“Pigtop.”

“Is now about to receive from that bountiful hand some of the choicest gifts it is in the happiness of man to receive—rank, wealth, a father’s blessing. Oh! ’tis too much—I am affected—what can I possibly do with him with those black eyes? Mr Ralph Rattlin, you have not yet spoken to me—indeed, how can you? What words would be sufficiently expressive of—of—what you ought to express! Captain Reud, don’t you find this scene rather affecting? Young gentleman, I am here to verify you—are you fully prepared, sir, to be, as it were, verified?”

“My lord, my lord, I am bursting with impatience!”

“Bursting with impatience! The scene is affecting, certainly—touching—complete, with the exception of the black eyes. What would not Miss Burney make of it in one of her admirable novels! But you might have made use of a better word than bursting—I am ready to dissolve with emotion at this tender scene—the discovery of his parentage to a tall, ingenuous youth—bursting—you might have used, first, burning—secondly, glowing—thirdly, consuming—fourthly, raging—fifthly, dying—sixthly, there is perishing; but I will not much insist upon the last, though it is certainly better than bursting. You mean to say that you are burning, not bursting, with impatience—it is a natural feeling, it is commendable, it is worthy of a son of your most honourable father—I will faithfully report to him this filial impatience, and how eager I was to remove it. I do not say satisfy it—a person less careful of the varieties of language would have said satisfy—an impatience satisfied is what? a contradiction of terms; but an impatience removed is—is—the removal of an impatience. This interview will grow very touching. Those blackened eyes—I would that there were a green shade over them. Are you prepared to be verified?”
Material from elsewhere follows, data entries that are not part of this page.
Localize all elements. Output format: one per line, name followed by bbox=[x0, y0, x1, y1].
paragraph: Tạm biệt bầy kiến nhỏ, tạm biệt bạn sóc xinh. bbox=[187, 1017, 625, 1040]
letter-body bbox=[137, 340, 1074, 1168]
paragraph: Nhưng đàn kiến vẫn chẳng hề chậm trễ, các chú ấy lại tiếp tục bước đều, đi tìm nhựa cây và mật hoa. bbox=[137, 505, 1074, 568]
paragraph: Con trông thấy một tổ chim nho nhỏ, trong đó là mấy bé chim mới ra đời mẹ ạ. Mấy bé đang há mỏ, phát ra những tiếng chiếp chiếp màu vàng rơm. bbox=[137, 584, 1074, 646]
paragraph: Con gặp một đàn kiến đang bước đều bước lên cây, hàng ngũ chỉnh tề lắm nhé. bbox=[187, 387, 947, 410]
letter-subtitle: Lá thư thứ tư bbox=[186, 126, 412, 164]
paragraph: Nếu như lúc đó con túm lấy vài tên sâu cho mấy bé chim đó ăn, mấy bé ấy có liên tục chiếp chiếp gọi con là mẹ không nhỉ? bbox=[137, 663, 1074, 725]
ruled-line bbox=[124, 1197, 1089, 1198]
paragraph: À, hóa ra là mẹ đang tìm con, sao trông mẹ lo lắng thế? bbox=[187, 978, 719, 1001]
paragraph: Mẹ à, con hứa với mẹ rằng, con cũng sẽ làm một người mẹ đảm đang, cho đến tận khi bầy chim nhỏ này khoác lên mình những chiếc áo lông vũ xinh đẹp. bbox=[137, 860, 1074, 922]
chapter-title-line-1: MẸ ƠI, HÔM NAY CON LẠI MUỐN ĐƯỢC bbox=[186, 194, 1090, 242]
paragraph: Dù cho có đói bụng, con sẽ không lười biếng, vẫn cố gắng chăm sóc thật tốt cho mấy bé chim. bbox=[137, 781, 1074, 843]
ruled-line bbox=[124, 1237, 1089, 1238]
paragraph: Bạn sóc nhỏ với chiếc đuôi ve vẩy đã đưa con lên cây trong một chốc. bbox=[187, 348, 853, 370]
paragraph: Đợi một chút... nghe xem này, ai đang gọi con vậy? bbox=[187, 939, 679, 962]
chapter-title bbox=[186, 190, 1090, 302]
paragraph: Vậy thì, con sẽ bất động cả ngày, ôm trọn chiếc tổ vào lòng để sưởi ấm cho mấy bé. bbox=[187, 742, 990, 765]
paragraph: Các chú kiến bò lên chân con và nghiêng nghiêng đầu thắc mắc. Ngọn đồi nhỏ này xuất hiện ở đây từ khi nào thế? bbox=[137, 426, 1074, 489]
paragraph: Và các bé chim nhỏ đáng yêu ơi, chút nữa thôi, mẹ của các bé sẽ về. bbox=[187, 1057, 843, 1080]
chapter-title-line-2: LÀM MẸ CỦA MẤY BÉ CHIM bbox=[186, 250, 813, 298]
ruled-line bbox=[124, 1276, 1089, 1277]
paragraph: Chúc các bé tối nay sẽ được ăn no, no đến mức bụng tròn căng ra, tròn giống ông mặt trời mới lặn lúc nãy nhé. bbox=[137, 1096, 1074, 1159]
I bowed, fearing that any other expression of my wishes would lead to further digression. His lordship then, putting on his spectacles, and reading from a paper, commenced thus, I, all the while, trembling with agitation:

“Are you the person who was nursed by one Rose Brandon, the wife of Joseph Brandon, by trade a sawyer?”

“I am.”

“What name did you go by when under the care of those persons?”

“Ralph Rattlin Brandon.”

“Right, very good. I shall embrace him shortly—my heart yearns towards him. Were you removed to a school, by a gentleman in a plain carriage, from those Brandons?”